New York Times (Op-Ed)
By Stephen Vladeck
December 22, 2015
NEXT
month, the Supreme Court will decide whether to hear a case challenging
an Obama administration policy that would give permission to millions
of undocumented immigrants
to stay and work in the United States.
But
the most important issue in the case — and the best reason for the
court to take and decide it quickly — has nothing to do with immigration
policy, and everything
to do with whether the 26 states that are plaintiffs may use courts
rather than the political process to thwart the president’s policies. So
far, two lower courts have said yes. Regardless of its views of the
merits of the administration’s immigration policy,
the Supreme Court should say no.
Just
over a year ago, President Obama announced a new policy giving
undocumented parents of United States citizens and lawful permanent residents permission to live and
work for three years without fear of deportation, if they met certain
qualifications. On the heels of the announcement, Texas and 25 other
states sued, arguing that the change in policy violated federal statutes
and exceeded the president’s authority under
the Constitution.
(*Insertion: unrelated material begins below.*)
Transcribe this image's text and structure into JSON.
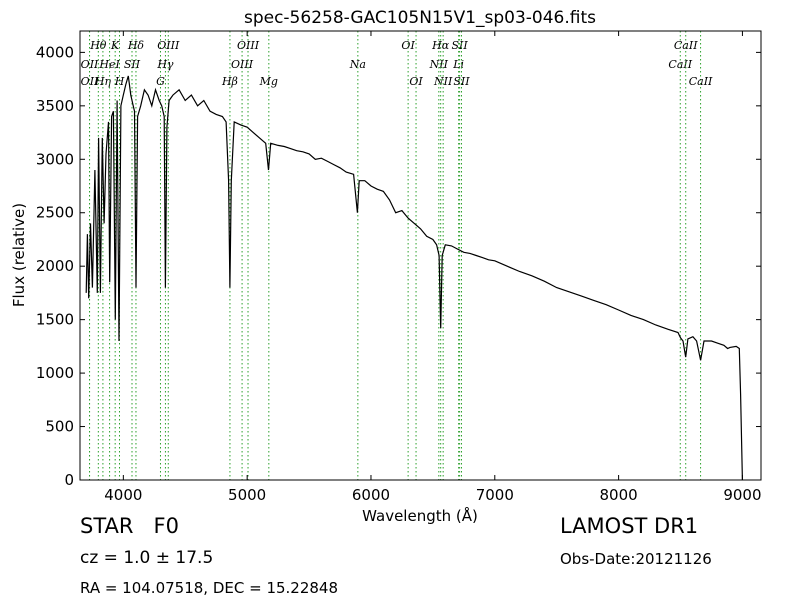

A district court judge agreed, and stopped the policy
from going into effect.
A
three-judge panel of the United States Court of Appeals for the Fifth
Circuit concurred by a vote of 2 to 1. The panel also agreed with the
lower court that Texas could
bring this lawsuit because, if the reforms went into effect, the state
would have to provide driver’s licenses to undocumented immigrants,
which, Texas claims, would cost it money. This harm was enough for
standing, the court said.
But that legal reasoning is at odds with decades of Supreme Court precedent limiting who may bring a case to federal court.
Until
now, only those who have been directly harmed in a concrete,
individualized way have been permitted to sue. Even if a federal law
raises taxes, increases air pollution,
or gives tax breaks to private schools that discriminate based on race,
parties that might be affected most likely won’t be able to sue because
they have only a generalized grievance suffered by millions of others,
rather than a uniquely personal injury.
These
limits serve the important purpose of constraining the power of
unelected judges in our democratic system. In the words of former Chief
Justice William H. Rehnquist,
federal courts are not to be “roving commissions” charged with
second-guessing elected officials but instead exist to resolve concrete
disputes between injured parties.
If
the harm suffered is so broad as to affect thousands or millions of
people, then the proper recourse is to seek change through the political
process, not the courts.
If anything, this understanding holds even more true for states, which
are especially powerful actors in our political system — and which are
often suing, as in the immigration case, based on injuries to their
residents.
The
lower courts ignored these principles when they allowed Texas to sue
because the state might lose a minimal amount of money — a conclusion
that portends a vastly expanded
role of the federal courts in federal-state disputes. As the dissenting
judge in the appeals court decision pointed out, any executive branch
policy change would impose some administrative costs on states and
would, on Texas’ theory, justify a lawsuit by any
one of the 50 states.
It
is not difficult to imagine a future in which any and all executive
branch decisions would first be brought before a federal court by
whichever state attorneys general
object to that policy.
Worst
of all, if such lawsuits are routinely allowed, then state officials
may use the courts to delay implementation of federal policies with
which they simply disagree.
If state officials can use litigation to slow down the implementation
of new federal policies (even ones that courts will ultimately uphold),
they are certain to do so. The result will be gridlock; federal policies
will simply be ground to a halt by such litigation,
since it is the rare federal policy today that finds unanimous support
among the 50 states.
This
vital question about the constitutional power of states to drag the
president into court has been mostly overlooked by both advocates and
opponents of immigration
reform, perhaps because it creates odd ideological bedfellows.
Liberal
Democrats who support Mr. Obama’s executive action overhauling the
immigration system also believe in loosening the rules permitting who
can bring cases into court.
Conservative Republicans who oppose the president’s executive action on
immigration object to broadening standing to include parties — like
Texas — that have a generalized grievance that can be resolved through
the political process.
Nonetheless,
the issue needs to be addressed. Texas recently filed another lawsuit
against the federal government over the resettlement of Syrian refugees,
and challenges
to an array of other federal programs will surely follow if the lower
courts’ standing analysis is sustained.
The
Supreme Court should use the challenge to President Obama’s immigration
policy to remind states that litigation is not an alternative to the
political process. The
justices should accept the case, hold that the plaintiffs lacked
standing, and send it back to the lower courts with instructions to
dismiss.
Otherwise,
even if the court upholds the Obama administration program, Texas will
win for losing, setting a dangerous constitutional precedent that will
cause mischief
for all presidents — and judges — Democrats and Republicans alike.